Не было у них зерна на посев, ни добрых плугов и коней…
Суровая северная зима покрывала поля, улицы и хаты деревеньки толстым полотнищем снега. Крестьяне не выходили из домов, боясь показываться на глаза распоясавшейся «бедноте», постоянно пьяной, бесстыдной, наглой. С отчаянием смотрели они на пустые полки, размещенные в правом углу изб под потолком, и вздыхали.
Стояли там некогда иконы Спасителя, Богородицы, Святого Николая Чудотворца, яркие иконы с окладом из блестящего металла, на которых зажигались и мигали искорки от горящих перед ними масляных лампадок и восковых свечей. Преследуемые властью за веру в Бога, крестьяне спрятали их в подвалах, где хранили картофель и квашеную капусту. Под бременем тревоги и несчастий вынимали по ночам святые иконы и ставили на прежних, принадлежащих им местах, зажигали свечки и, отбивая поклоны, умоляли о прощении и милосердии.
Молитвы были короткие, ничего не значащие, упорные, рабские:
– Боже, смилуйся!

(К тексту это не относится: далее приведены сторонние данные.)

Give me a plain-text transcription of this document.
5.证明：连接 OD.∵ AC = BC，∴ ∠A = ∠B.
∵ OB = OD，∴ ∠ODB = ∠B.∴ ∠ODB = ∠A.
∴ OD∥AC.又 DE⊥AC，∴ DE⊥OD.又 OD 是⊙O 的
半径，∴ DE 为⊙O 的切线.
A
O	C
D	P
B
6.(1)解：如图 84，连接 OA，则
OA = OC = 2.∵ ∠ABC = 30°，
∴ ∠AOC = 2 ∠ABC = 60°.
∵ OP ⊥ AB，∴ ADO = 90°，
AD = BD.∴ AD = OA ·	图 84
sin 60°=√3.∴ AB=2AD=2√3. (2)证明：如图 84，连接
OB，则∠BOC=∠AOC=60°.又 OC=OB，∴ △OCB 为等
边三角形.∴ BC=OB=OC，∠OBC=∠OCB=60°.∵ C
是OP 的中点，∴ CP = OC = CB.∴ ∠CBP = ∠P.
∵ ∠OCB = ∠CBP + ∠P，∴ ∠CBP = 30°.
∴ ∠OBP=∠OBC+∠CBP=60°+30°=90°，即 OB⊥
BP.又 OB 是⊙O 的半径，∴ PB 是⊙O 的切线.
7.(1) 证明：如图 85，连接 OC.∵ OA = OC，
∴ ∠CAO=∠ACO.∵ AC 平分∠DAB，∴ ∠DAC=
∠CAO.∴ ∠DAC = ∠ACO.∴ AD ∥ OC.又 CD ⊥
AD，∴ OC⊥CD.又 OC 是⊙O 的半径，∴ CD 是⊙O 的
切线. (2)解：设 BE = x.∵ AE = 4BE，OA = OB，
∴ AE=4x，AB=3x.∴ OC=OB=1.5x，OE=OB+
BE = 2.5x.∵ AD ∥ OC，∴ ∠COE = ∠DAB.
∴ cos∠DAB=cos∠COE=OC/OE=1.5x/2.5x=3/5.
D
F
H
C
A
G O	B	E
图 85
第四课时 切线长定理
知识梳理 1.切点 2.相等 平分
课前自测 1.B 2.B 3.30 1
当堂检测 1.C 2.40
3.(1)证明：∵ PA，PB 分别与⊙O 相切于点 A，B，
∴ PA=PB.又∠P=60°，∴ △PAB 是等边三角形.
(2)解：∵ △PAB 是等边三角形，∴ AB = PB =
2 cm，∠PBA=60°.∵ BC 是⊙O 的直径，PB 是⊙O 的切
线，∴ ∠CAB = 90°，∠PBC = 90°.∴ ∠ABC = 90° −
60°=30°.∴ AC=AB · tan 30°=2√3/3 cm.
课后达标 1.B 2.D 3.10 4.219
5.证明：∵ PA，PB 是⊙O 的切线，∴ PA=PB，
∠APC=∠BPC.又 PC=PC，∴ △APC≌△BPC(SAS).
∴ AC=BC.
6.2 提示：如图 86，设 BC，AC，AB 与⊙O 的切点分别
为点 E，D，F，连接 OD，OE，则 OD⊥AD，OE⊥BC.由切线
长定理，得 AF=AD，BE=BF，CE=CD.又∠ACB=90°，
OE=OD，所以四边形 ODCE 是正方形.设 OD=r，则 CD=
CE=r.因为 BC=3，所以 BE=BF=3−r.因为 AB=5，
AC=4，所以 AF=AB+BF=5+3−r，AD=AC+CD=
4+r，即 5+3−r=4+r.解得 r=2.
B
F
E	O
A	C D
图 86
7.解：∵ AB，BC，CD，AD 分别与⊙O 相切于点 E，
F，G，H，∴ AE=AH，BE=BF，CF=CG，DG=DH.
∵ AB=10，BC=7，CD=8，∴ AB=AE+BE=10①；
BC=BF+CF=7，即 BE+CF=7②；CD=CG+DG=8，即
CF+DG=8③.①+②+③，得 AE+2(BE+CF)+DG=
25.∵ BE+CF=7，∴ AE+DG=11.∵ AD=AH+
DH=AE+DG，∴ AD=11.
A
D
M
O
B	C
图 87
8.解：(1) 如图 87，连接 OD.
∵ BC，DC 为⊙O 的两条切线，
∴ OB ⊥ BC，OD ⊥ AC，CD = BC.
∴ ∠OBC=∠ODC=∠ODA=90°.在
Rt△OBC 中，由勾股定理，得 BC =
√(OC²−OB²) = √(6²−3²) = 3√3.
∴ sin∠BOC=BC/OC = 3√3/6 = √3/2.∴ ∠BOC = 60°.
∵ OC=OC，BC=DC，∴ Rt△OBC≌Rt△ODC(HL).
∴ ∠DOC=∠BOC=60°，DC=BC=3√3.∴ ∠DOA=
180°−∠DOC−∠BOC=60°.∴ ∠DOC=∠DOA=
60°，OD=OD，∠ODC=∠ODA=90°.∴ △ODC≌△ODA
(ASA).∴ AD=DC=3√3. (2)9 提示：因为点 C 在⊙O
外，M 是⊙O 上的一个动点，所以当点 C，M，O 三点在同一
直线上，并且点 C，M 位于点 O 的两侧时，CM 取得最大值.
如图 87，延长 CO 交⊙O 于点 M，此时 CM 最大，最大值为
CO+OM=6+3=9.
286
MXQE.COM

Боже, смилуйся!
И так без конца – десятки, сотни лихорадочных однообразных стонов, прерываемых глухими ударами колен и голов об пол, тяжелыми вздохами и шорохом рук, которыми выводился знак креста, крепко, отчаянно прижимая свои пальцы ко лбу, плечам и груди.
Иконы со Святым Николаем воскрешали в памяти царя, который, брошенный всеми, погиб от руки власти рабочих и крестьян. Был он для народа Божьим Помазанником, земным Богом, ненавистным, но полным извечного обаяния.